Oil fell from a nine-week high in New York, paring a second weekly advance, as worse-than-expected economic data added to signs seasonal crude demand is weakening.
Crude for August delivery, which expires today, slid as much as 97 cents to $91.69 a barrel in electronic trading on the New York Mercantile Exchange and was at $91.72 at 10:22 a.m. London time. It climbed 3.1 percent yesterday to $92.66, the highest close since May 16. The more-actively traded September future decreased 96 cents to $92.01. Front-month prices are 5.3 percent higher this week and down 7.2 percent this year.
Natural gas futures extended gains after closing at the highest price in six months yesterday in New York as the surplus in U.S. stockpiles narrowed.
The premium of gasoil, or diesel, to Asian marker Dubai crude rose 45 cents to $18.11 a barrel at 11:55 a.m. Singapore time, according to data from PVM Oil Associates Ltd. , a broker. This crack spread , measure of processing profit, has widened 10 percent so far this week, the largest percentage gain since the seven days ending Sept. 30. Swaps for August climbed $1.36, or 1.1 percent, to $121.86 a barrel, PVM said. Prices are up 6 percent from last week.
Naphtha swaps for August increased $6.75, or 0.8 percent, to $883.25 a metric ton, according to PVM. The petrochemical and gasoline feedstock is set for a fourth weekly advance.
Naphtha’s premium to London-traded Brent crude futures was up $10.14 at $74.48 a ton, according to data compiled by Bloomberg. This crack spread was headed for a 23 percent weekly rebound after losing 22 percent last week.
High-sulfur fuel oil rose 94 cents to $1.78 a barrel below Dubai crude, according to PVM. The discount was set to narrow for the first week in three, indicating reduced losses for refiners turning crude into residual products.
Gold was set to rise for a second day in London as concern about Europe’s debt crisis spurred demand for a protector of wealth and as physical demand gained.
Bullion for immediate delivery rose 0.2 percent to $1,584.90 an ounce by 9:41 a.m. in London. Prices are down 0.3 percent this week, limiting this year’s gain to 1.4 percent. August-delivery futures climbed 0.2 percent to $1,584.30 on the Comex in New York.
Copper fell in London after China, the world’s biggest consumer of the metal, ordered local governments to maintain curbs on real estate.
GRAINS, OILSEEDS, SOFT COMMODITIES
Corn resumed a rally and soybeans traded near a record as the worst drought since 1956 threatened to cut production in the U.S., the biggest grower of both crops. Wheat fell from the highest price in almost four years.
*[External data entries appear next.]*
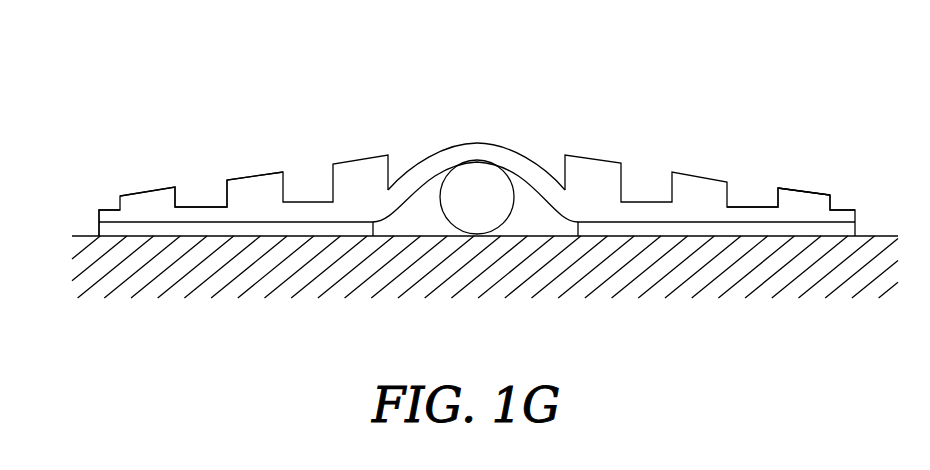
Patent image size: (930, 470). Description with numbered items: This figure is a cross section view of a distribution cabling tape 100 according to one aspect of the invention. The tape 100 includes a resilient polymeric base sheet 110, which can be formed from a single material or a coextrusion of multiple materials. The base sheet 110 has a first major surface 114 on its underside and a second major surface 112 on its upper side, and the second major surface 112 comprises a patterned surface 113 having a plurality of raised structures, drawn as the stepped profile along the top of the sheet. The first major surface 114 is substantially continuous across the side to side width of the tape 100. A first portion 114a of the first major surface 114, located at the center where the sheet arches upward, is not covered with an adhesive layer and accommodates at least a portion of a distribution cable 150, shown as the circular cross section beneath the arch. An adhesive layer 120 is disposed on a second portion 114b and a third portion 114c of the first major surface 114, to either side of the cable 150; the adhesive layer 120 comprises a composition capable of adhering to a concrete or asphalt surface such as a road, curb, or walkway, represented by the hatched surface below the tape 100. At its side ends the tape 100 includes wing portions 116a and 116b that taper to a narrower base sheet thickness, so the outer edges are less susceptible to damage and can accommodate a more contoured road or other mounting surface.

The distribution cabling tape 100 is at (764, 41).
The resilient polymeric base sheet 110 is at (797, 203).
The second major surface 112 is at (105, 205).
The patterned surface 113 is at (800, 188).
The first major surface 114 is at (505, 225).
The first portion 114a is at (476, 162).
The second portion 114b is at (345, 222).
The third portion 114c is at (810, 220).
The wing portion 116a is at (138, 144).
The wing portion 116b is at (835, 151).
The adhesive layer 120 is at (268, 228).
The distribution cable 150 is at (492, 213).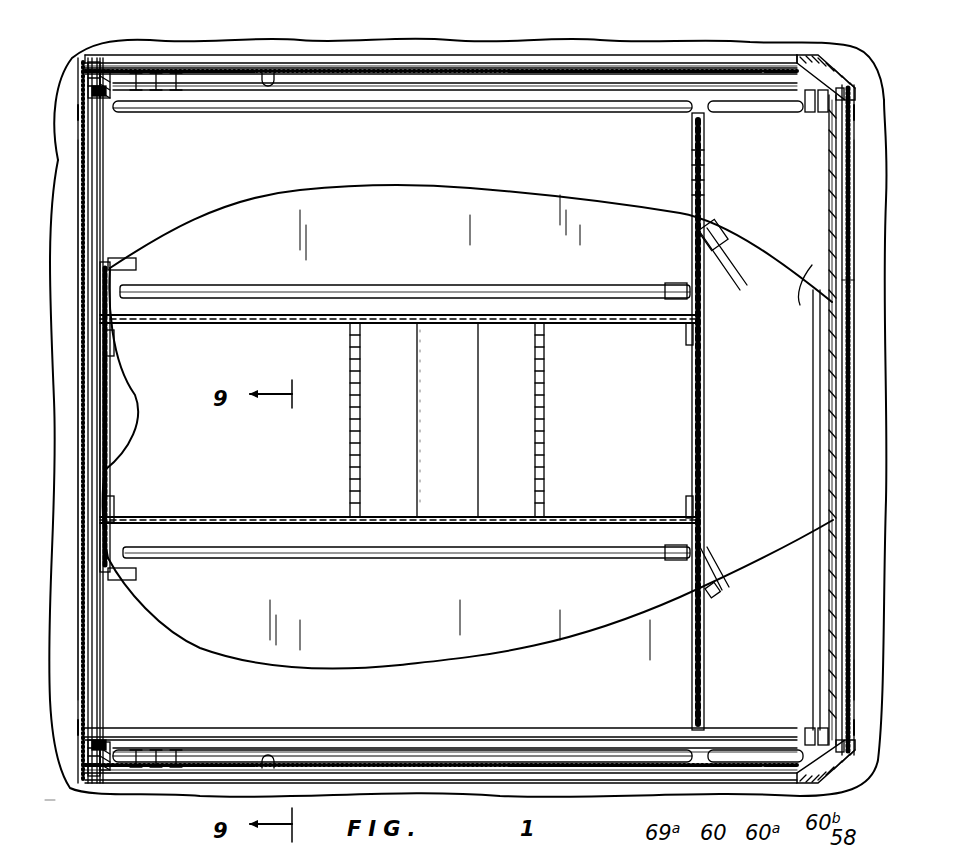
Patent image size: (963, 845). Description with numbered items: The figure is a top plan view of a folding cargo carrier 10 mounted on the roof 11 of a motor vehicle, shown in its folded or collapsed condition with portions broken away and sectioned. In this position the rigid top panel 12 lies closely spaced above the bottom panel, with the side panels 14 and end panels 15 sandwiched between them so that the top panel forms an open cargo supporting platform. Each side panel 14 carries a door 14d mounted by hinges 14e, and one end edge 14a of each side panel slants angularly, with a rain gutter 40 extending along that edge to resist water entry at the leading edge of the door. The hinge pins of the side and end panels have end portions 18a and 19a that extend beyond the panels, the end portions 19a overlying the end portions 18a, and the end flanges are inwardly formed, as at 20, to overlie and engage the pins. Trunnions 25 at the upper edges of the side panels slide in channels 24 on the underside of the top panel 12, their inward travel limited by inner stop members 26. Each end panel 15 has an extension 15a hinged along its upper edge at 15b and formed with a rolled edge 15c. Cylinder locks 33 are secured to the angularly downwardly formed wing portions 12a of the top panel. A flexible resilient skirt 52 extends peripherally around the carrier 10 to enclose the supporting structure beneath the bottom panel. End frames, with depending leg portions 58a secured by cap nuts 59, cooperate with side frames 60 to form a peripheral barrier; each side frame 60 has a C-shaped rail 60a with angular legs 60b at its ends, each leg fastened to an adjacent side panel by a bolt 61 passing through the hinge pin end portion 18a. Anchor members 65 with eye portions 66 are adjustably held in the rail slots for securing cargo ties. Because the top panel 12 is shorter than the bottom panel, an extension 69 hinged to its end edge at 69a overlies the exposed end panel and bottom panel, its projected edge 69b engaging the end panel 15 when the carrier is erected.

The folding cargo carrier 10 is at (92, 805).
The roof 11 is at (903, 690).
The top panel 12 is at (462, 164).
The wing portion 12a is at (488, 73).
The side panel 14 is at (505, 230).
The end edge 14a is at (712, 275).
The door 14d is at (350, 200).
The hinge 14e is at (182, 266).
The end panel 15 is at (186, 343).
The extension 15a is at (495, 440).
The hinged connection 15b is at (355, 447).
The rolled edge 15c is at (478, 482).
The end portion of hinge pin 18a is at (88, 100).
The end portion of hinge pin 19a is at (108, 77).
The inwardly formed flange portion 20 is at (829, 503).
The channel 24 is at (705, 472).
The trunnion 25 is at (108, 325).
The inner stop member 26 is at (112, 338).
The cylinder lock 33 is at (266, 80).
The rain gutter 40 is at (713, 237).
The skirt 52 is at (413, 72).
The leg portion 58a is at (88, 112).
The cap nut 59 is at (78, 85).
The side frame 60 is at (596, 74).
The rail 60a is at (533, 67).
The angular leg 60b is at (82, 78).
The bolt 61 is at (100, 92).
The anchor member 65 is at (196, 96).
The eye portion 66 is at (175, 92).
The extension 69 is at (805, 300).
The hinged connection 69a is at (695, 181).
The projected edge 69b is at (845, 282).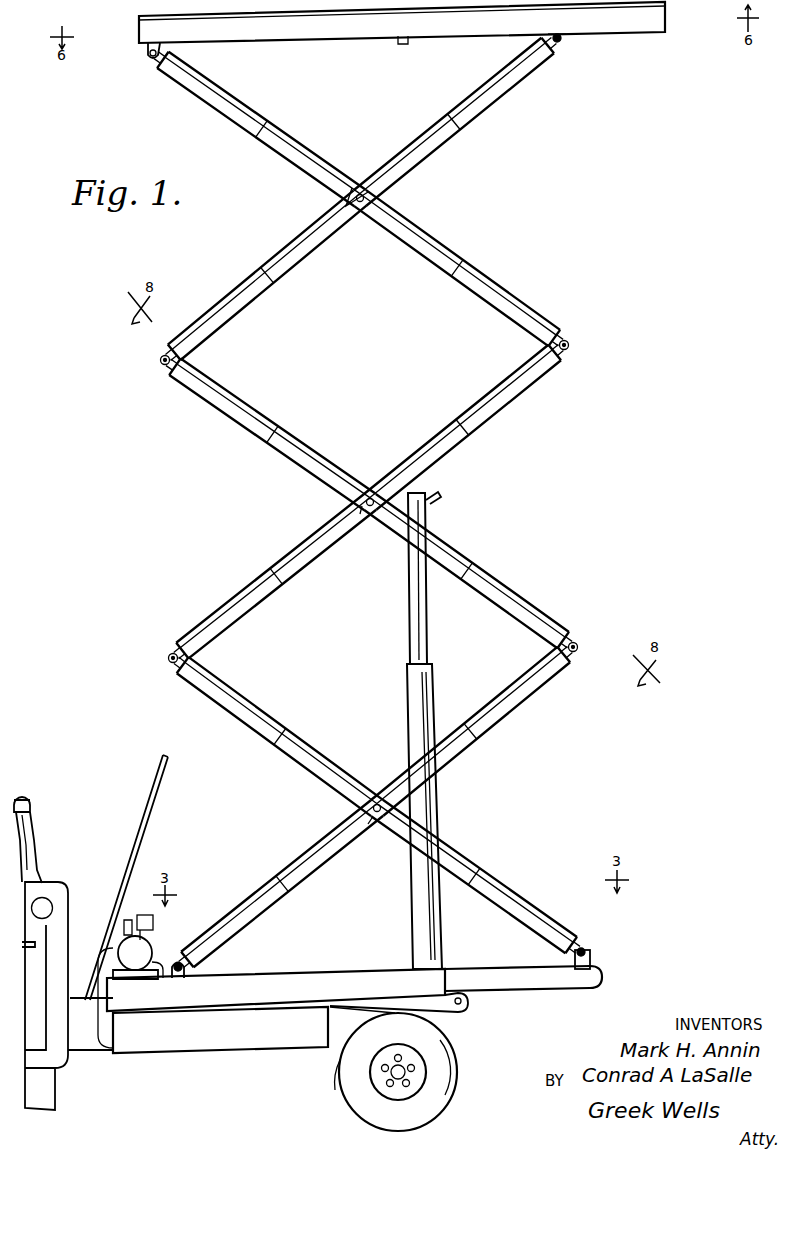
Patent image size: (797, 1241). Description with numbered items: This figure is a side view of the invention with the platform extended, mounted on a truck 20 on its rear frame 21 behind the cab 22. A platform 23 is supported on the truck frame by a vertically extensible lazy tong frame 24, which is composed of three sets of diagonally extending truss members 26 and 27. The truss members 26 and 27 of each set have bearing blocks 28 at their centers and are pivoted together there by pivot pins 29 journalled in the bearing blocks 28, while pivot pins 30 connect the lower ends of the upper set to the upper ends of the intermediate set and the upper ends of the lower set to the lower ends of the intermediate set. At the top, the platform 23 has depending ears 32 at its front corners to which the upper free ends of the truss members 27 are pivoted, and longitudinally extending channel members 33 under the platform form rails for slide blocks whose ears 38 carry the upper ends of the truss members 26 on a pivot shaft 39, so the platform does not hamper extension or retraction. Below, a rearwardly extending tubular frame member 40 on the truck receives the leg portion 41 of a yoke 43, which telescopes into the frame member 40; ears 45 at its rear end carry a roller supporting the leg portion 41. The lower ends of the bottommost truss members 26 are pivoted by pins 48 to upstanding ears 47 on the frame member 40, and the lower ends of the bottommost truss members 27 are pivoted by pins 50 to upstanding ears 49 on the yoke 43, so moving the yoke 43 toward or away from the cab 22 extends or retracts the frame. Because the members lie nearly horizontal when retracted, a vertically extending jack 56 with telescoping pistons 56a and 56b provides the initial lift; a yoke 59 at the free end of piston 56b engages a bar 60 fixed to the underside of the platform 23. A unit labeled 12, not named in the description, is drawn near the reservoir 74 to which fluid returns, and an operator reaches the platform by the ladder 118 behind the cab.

The hydraulic pump 12 is at (146, 962).
The truck 20 is at (56, 860).
The rear frame 21 is at (92, 1052).
The cab 22 is at (62, 910).
The platform 23 is at (672, 23).
The lazy tong frame 24 is at (242, 436).
The truss member 26 is at (262, 274).
The truss member 27 is at (480, 272).
The bearing block 28 is at (360, 192).
The pivot pin 29 is at (355, 204).
The pivot pin 30 is at (161, 362).
The depending ear 32 is at (148, 56).
The channel member 33 is at (324, 42).
The ear 38 is at (567, 45).
The pivot shaft 39 is at (558, 46).
The tubular frame member 40 is at (312, 968).
The leg portion 41 is at (536, 990).
The yoke 43 is at (579, 988).
The ear 45 is at (463, 1006).
The upstanding ear 47 is at (186, 973).
The pin 48 is at (178, 960).
The upstanding ear 49 is at (592, 962).
The pin 50 is at (586, 950).
The jack 56 is at (414, 923).
The piston 56a is at (409, 718).
The piston 56b is at (410, 620).
The yoke 59 is at (432, 501).
The bar 60 is at (408, 42).
The reservoir 74 is at (208, 1044).
The ladder 118 is at (142, 838).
Corn for December delivery gained 1.3 percent to $7.8825 a bushel on the Chicago Board of Trade, at 2:14 p.m. Singapore time, set for a 6.5 percent gain this week. The grain peaked at $7.99 yesterday, before ending 0.7 percent lower. The record for a most-active contract is $7.9925, reached on June 27, 2008.
Soybeans for November delivery rose as much as 0.9 percent to $16.6675 a bushel, before trading at $16.65. The price peaked at $16.7375 yesterday and is set for a fifth weekly gain, the best run since April.
September-delivery wheat fell as much as 1.2 percent to $9.235 a bushel and traded at $9.34. Futures are set to climb 10 percent this week. The most-active price reached $9.38 yesterday, the most expensive since Aug. 21, 2008.
Crude palm oil futures advanced after a decision by India, the world’s biggest buyer, to raise benchmark prices used to calculate the import tax for refined oil to match market rates for the first time since 2006.
The October-delivery contract rose as much as 0.7 percent to 3,065 ringgit ($972) a metric ton on the Malaysia Derivatives Exchange, and was at 3,051 ringgit at 4:31 p.m. local time. Futures are set to drop 0.5 percent this week.
Rubber declined for a second week after U.S. economic data missed estimates and oil fell, raising concern that demand may slow for the commodity used in tires.